1) No aeroporto de Salvador, 15 visitantes espanhóis foram mandados de volta a Barajas, em Madri, no mesmo avião em que haviam embarcado horas antes. Sem direito sequer a uma visão fugaz do coqueiral de Itapoã, uma medida do Bonfim amarrada no braço, ou uma simples olhada no azul turquesa do mar na orla da cidade ao pôr-do-sol, que enfeitiçou a Secretária de Estado americana, Condoleezza Rice: “É lindo! Eu só sinto ter demorado tanto a vir aqui", confessou a poderosa do governo Bush.
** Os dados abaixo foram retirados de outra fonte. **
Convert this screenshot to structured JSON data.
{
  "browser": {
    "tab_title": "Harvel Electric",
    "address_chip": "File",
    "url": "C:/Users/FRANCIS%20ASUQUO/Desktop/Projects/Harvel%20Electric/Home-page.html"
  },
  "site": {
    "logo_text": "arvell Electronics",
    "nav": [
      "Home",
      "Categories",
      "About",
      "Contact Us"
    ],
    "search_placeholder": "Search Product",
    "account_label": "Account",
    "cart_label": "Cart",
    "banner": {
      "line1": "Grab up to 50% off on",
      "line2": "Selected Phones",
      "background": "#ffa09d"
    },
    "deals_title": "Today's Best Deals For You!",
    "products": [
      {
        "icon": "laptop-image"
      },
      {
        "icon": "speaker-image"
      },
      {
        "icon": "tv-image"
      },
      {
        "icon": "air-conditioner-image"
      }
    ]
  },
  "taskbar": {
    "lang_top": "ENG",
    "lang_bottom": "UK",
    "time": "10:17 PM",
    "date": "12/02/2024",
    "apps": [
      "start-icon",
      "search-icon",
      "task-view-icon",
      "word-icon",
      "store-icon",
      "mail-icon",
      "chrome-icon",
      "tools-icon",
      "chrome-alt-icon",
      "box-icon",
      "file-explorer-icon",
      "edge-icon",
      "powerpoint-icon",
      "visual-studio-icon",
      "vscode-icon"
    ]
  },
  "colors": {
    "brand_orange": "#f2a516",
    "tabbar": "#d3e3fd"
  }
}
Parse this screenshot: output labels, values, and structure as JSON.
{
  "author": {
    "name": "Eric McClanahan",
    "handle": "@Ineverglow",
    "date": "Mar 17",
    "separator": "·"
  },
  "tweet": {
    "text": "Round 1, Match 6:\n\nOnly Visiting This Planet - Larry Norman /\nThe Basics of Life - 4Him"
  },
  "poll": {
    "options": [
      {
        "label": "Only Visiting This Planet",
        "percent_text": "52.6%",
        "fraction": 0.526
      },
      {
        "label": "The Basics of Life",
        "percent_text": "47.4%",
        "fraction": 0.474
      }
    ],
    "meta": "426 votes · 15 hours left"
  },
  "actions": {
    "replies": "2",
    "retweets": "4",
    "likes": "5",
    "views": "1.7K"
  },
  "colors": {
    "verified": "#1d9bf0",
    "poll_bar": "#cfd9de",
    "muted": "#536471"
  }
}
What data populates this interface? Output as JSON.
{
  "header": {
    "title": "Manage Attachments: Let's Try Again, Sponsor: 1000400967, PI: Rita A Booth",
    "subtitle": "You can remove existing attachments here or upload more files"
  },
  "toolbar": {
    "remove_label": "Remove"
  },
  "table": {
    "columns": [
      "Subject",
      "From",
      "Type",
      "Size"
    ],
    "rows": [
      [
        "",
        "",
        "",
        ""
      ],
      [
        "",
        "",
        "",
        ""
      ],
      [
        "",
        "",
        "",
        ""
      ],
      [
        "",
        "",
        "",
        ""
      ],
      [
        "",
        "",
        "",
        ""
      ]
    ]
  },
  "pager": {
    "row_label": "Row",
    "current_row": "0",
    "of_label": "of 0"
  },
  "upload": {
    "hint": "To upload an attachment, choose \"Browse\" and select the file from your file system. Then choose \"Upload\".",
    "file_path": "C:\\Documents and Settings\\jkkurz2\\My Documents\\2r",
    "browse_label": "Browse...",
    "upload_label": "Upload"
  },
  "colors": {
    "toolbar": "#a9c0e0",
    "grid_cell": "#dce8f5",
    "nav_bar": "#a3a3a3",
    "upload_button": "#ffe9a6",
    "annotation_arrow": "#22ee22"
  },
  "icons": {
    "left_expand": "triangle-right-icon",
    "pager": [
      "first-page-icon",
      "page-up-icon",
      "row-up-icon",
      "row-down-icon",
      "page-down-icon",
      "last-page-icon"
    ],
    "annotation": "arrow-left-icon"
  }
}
2) No bairro da Graça, oficiais da Justiça e policiais utilizaram chave “micha” para entrar no apartamento habitado pela ex-primeira dama do Estado, Arlete Magalhães. Cumpriam mandado da 14ª Vara de Família - por solicitação da filha Tereza Matta Pires -, de arrolamento de imagens e objetos do acervo de arte sacra deixados por Antonio Carlos Magalhães, até recentemente um dos mais poderosos e temidos vultos das terras baianas e da República brasileira.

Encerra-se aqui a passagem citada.